Diary of a Vacation - continued

After a restful night, we awoke to rain – lots of rain. Ruth was our weather person who checked conditions every morning on her way out for a run. I don’t think she ever did get a run in. We dressed accordingly and headed off for our complimentary breakfast at the little establishment down the road. You have to wonder when something is free. Believe us, nothing is free.

We crowded into the tiny restaurant waiting patiently for our turn to be seated. There were line crashers that day (not us) and a restaurant that was short of staff and short on temper. We would later comment that a few of the waitresses needed a "happy pill". After an infinitely long period of time standing elbow to elbow, Take Charge Phyllis decided to investigate the seating situation and report back. She marched forward, but with discretion, only to be quickly ushered back in line by the sergeant-in-arms. It didn’t seem to matter that some ignorant patrons pushed their way by us and seated themselves. It seemed to be the "pick on Canadians" day at the restaurant and other patient individuals.

Phyllis decided she might pour us some coffee while we were waiting and headed towards the deserted coffeepot. Take Charge Phyllis was once again dissuaded when one poor desperate soul grabbed the pot to pour himself a cup. "That’s against the law, sir" the waitress bellowed for all to hear. "You can’t serve yourself in here." A little embarrassed – or maybe a lot embarrassed, he retreated back to his seat. Eventually we got service – well maybe not what you would call service. As we were seated waiting for the waitress to finish taking our orders, Ruth’s school mom training came alive. Ruth gritted her teeth every time the waitress opened her mouth. It became a joke eventually. All you had to do was look at Ruth and try not to laugh. Her face said it all. So, at every restaurant, we had a few chuckles when the waiter or waitress tripped up on their grammar and repeated such slang terms as "OK" and the like. We wasted no time exiting that place. Out in the pouring rain we dashed to the car. It was off to Shelburne Museum for a day’s adventure.

Only Phyllis had the foresight to bring an umbrella and it was far too small for all of us to fit under. In the gift shop, Ruth and Carolyn decided to purchase the over-inflated priced clear garbage bag rain ponchos. (Phyllis had another word for it, but it can’t be printed here – something to do with what the male species might use on occasion, if you get my drift.) I declined to purchase the flimsy plastic and said that I wouldn’t melt in the rain. Sure enough, the rain stopped mid way through the tour.

We managed to take in about one third of the sites before leaving to catch the mid afternoon ferry across Lake Champlain to New York state. Timing was perfect when Carolyn turned into the parking area at dockside. She was particularly nervous when the cars were being loaded onto the ferry. Parking attendants guided each driver into their prescribed tight space on the lower deck. There was barely enough room to open your door and exit the vehicle. All Carolyn could do was think of Bob’s car and that she better not scratch or ding it. It might be an old Cadillac, but it was still as Cadillac!
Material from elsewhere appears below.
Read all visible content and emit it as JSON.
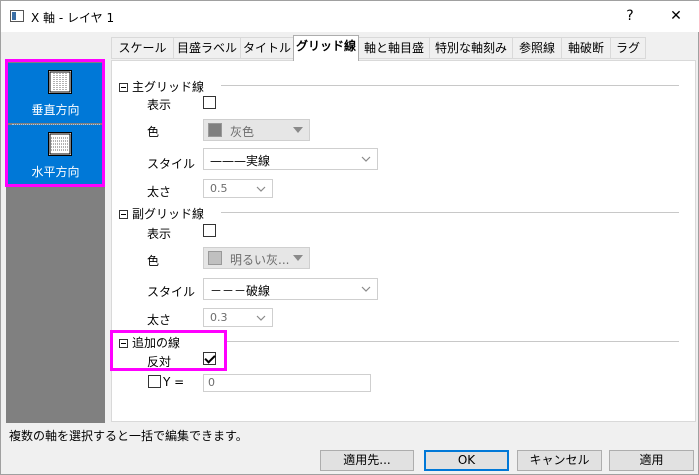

The ferry ride would take one hour to reach the shores of New York State. Everyone enjoyed the scenery, even on a cloudy day. The shoreline was always in view. Rocky projections of small islands jutted out of the water like stone green icebergs. We decided to scout the waterline for signs of the mystical lake monster "Champ". It probably wasn’t sunny or warm enough for Champ to surface for a visit, as he was not sighted.

Once the car rolled off the lowered drawbridge of the ferry, we headed what we thought was north towards Lake Placid. Mistakenly we followed the highway (pardon me, that should be "route" as they call the highways in the U.S.) 9N, assuming that "N" meant north – NOT. But being of the female persuasion, we didn’t drive too far out of our way before logically stopping to verify directions. (I don’t know what it is about men, but they would never admit to being lost or helpless.) Ruth, the only available lady in the group, liked the look of the attendant who gave us proper directions. We told her she was robbing the cradle, but that didn’t seem to deter her. She liked his smile, at least that’s what she said. Back south we headed and picked up 9N that eventually headed north towards Lake Placid.